Monitoring enzyme activity with a hyperpolarized MRI biosensor

The pioneering work of Paul Lauterbur (New York) and Sir Peter Mansfield (Nottingham) in the early 1970s lead to the development of magnetic resonance imaging (MRI) that culminated into the award of the 2003 Noble Price in Medicine. Over time, the technique has transformed biomedical research and clinical diagnostics with broad availability of MRI scanners in our hospitals. The technological development of MRI is however far from completed as the technique holds many potential keys to unlock further insights in biological systems.
Molecular imaging is at the forefront of current MRI developments. Most MRI scans in hospitals generally provide anatomical images with millimeter resolution, while standard research systems can reach micrometer resolution. Molecular imaging, however, goes further and allows the visualization of the activity of specific target molecules hidden deep within an organism, providing novel insights into biological function and processes. Unfortunately, the inherently low signal intensity due to dilute molecular concentrations typically prevents the direct observation of target molecules with MRI. A solution is the combination of the high molecular specificity in molecular imaging with the strong signals typically available through hyperpolarized noble gas MRI.
Combining molecular imaging with hyperpolarized MRI is possible through biosensor molecules. The sensor molecules interact with the noble gas xenon but also with specific target molecules of interest in the body. The biosensor molecules will, depending on the presence of the target molecule, change the characteristic hyperpolarized MRI signal and hence the obtained MRI contrast. A new type of biosensor molecule will be synthesized, designed to effectively switch the local xenon MRI signal off. Normally, strong signals are expected from the target organ exposed to the xenon, leading to bright images. However, the xenon images will remain dark if the sensor molecules are administered as a contrast agent switching the signal off. Only once the biosensors detect the presence of the target enzyme, will the image return to normal brightness. A small quantity of target molecules can activate a large number of xenon molecules. This amplification effect will lead to easily visible, bright areas in the MRI images, and allows the visualization of the enzyme activity in the living organism.

We are proposing to develop a proof of concept for a novel tool for molecular imaging. We will design a new molecular sensor that can detect target enzymes with high sensitivity and specificity in vivo using magnetic resonance imaging (MRI). The novel tool, based on a radically new physical concept we described recently, uses a combination of hyperpolarized (hp) imaging, which dramatically increases the sensitivity to nM concentrations of the molecular target, and a molecular switch derived from standard MRI contrast agents, which allows the sensor to detect a wide range of enzymes with high specificity.

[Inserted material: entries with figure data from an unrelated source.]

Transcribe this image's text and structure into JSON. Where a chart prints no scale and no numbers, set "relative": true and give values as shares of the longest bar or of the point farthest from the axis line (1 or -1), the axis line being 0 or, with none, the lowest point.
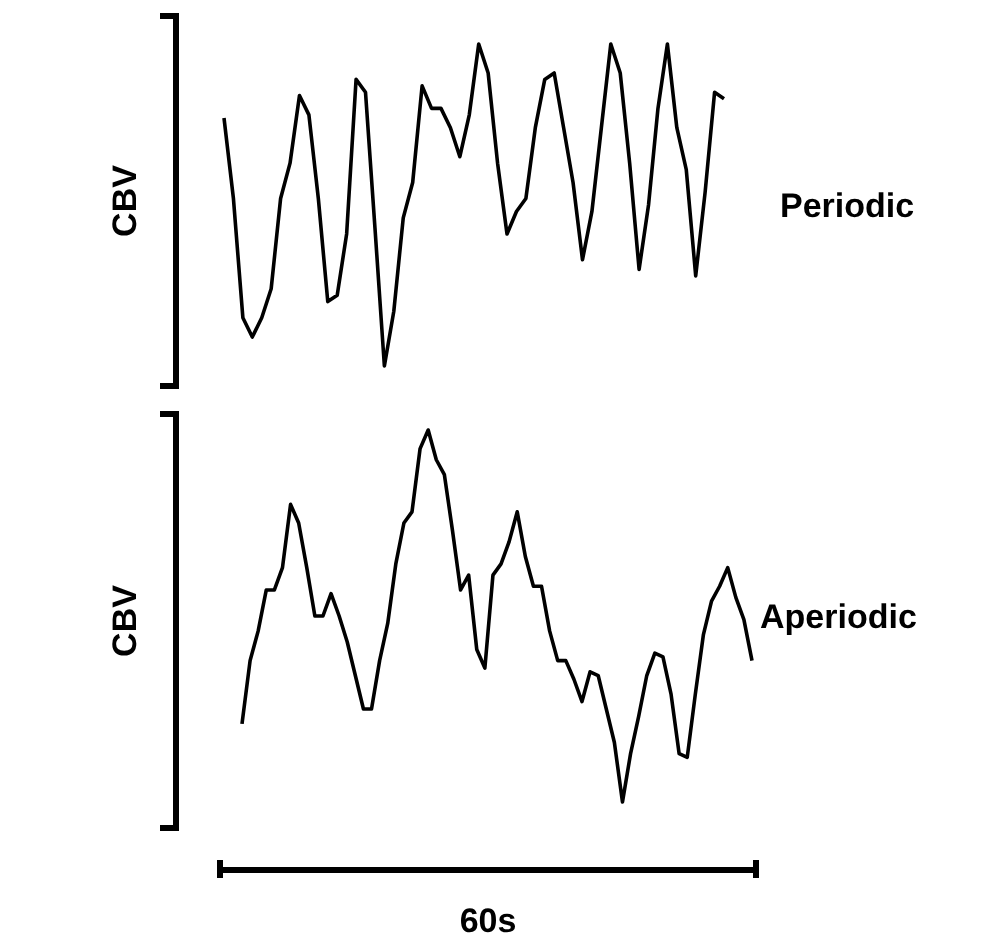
{
  "chart_data": [
    {
      "type": "line",
      "relative": true,
      "ylabel": "CBV",
      "categories": [
        null,
        null,
        null,
        null,
        null,
        null,
        null,
        null,
        null,
        null,
        null,
        null,
        null,
        null,
        null,
        null,
        null,
        null,
        null,
        null,
        null,
        null,
        null,
        null,
        null,
        null,
        null,
        null,
        null,
        null,
        null,
        null,
        null,
        null,
        null,
        null,
        null,
        null,
        null,
        null,
        null,
        null,
        null,
        null,
        null,
        null,
        null,
        null,
        null,
        null,
        null,
        null,
        null,
        null
      ],
      "series": [
        {
          "name": "Periodic",
          "color": "#000000",
          "values": [
            0.77,
            0.52,
            0.15,
            0.09,
            0.15,
            0.24,
            0.52,
            0.63,
            0.84,
            0.78,
            0.52,
            0.2,
            0.22,
            0.41,
            0.89,
            0.85,
            0.43,
            0,
            0.17,
            0.46,
            0.57,
            0.87,
            0.8,
            0.8,
            0.74,
            0.65,
            0.78,
            1,
            0.91,
            0.63,
            0.41,
            0.48,
            0.52,
            0.74,
            0.89,
            0.91,
            0.74,
            0.57,
            0.33,
            0.48,
            0.74,
            1,
            0.91,
            0.63,
            0.3,
            0.5,
            0.8,
            1,
            0.74,
            0.61,
            0.28,
            0.54,
            0.85,
            0.83
          ]
        }
      ]
    },
    {
      "type": "line",
      "relative": true,
      "ylabel": "CBV",
      "annotations": [
        "60s"
      ],
      "categories": [
        null,
        null,
        null,
        null,
        null,
        null,
        null,
        null,
        null,
        null,
        null,
        null,
        null,
        null,
        null,
        null,
        null,
        null,
        null,
        null,
        null,
        null,
        null,
        null,
        null,
        null,
        null,
        null,
        null,
        null,
        null,
        null,
        null,
        null,
        null,
        null,
        null,
        null,
        null,
        null,
        null,
        null,
        null,
        null,
        null,
        null,
        null,
        null,
        null,
        null,
        null,
        null,
        null,
        null,
        null,
        null,
        null,
        null,
        null,
        null,
        null,
        null,
        null,
        null
      ],
      "series": [
        {
          "name": "Aperiodic",
          "color": "#000000",
          "values": [
            0.21,
            0.38,
            0.46,
            0.57,
            0.57,
            0.63,
            0.8,
            0.75,
            0.63,
            0.5,
            0.5,
            0.56,
            0.5,
            0.43,
            0.34,
            0.25,
            0.25,
            0.38,
            0.48,
            0.64,
            0.75,
            0.78,
            0.95,
            1,
            0.92,
            0.88,
            0.73,
            0.57,
            0.61,
            0.41,
            0.36,
            0.61,
            0.64,
            0.7,
            0.78,
            0.66,
            0.58,
            0.58,
            0.46,
            0.38,
            0.38,
            0.33,
            0.27,
            0.35,
            0.34,
            0.25,
            0.16,
            0,
            0.13,
            0.23,
            0.34,
            0.4,
            0.39,
            0.29,
            0.13,
            0.12,
            0.29,
            0.45,
            0.54,
            0.58,
            0.63,
            0.55,
            0.49,
            0.38
          ]
        }
      ]
    }
  ]
}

With this sensor, users will be able to study enzyme activity in opaque media, non-invasively, with high spatial resolution and in three dimensions in intact tissue samples, isolated organs and in vertebrate models in vivo using MRI. As a first demonstration of the tool, we will show that we can monitor the release of the enzyme matrix metalloproteinase MMP-9 in a culture of macrophages. The technique uses a widely available standard preclinical MRI setup, with the addition of a hyperpolarizer, which is increasingly affordable and user-friendly. The production of hyperpolarized 129Xe has significantly improved over the last decade, resulting in better image quality at potentially much reduced cost. Dedicated analysis software will be made publicly available as part of this project.

We are developing new MRI methodology that is part of a larger current research effort to radically improve non-invasive molecular MRI. The beneficiaries of this work will not only be academic but also those working in the pharmaceutical industry. If successful, the new class of xenon biosensors will allow those researchers to monitor molecular activity in vivo in a spatially resolved fashion. It will also allow for more efficient use of the individual animals used in the studies and therefore satisfy the desire for an overall reduction in animal number and animal suffering.
MMP-9 is chosen for the proof of concept work as we already have related 19F MRI data for the sensor cleaving of this member of the matrix metalloproteinase (MMP) family. However, the concept can easily be extended to other MMPs and hydrolytic enzymes. The medium-term goal is to developed pre-clinical (cells, tissue, small animal) MRI protocols to enable researchers to apply these tools without detailed technical knowledge in hyperpolarized MRI.
After successful proof of concept, we will seek follow up grants from BBSRC to advance the exploration of MRI measurable parameter as biomarkers. The sensor concept will be further developed as a contrast agent in the lungs and the brain as target organs. The brain is a difficult target for the contrast agent enhanced MRI due to the blood brain barrier, however the concept can be extended to other organs.
Commercialization. The advances made in this project will be used to commercialize the biosensor, potentially together with the TM's hyperpolarizer technology. In particular, as detailed in the Pathway to Impact, the focus will be on commercialization for pre-clinical applications and research.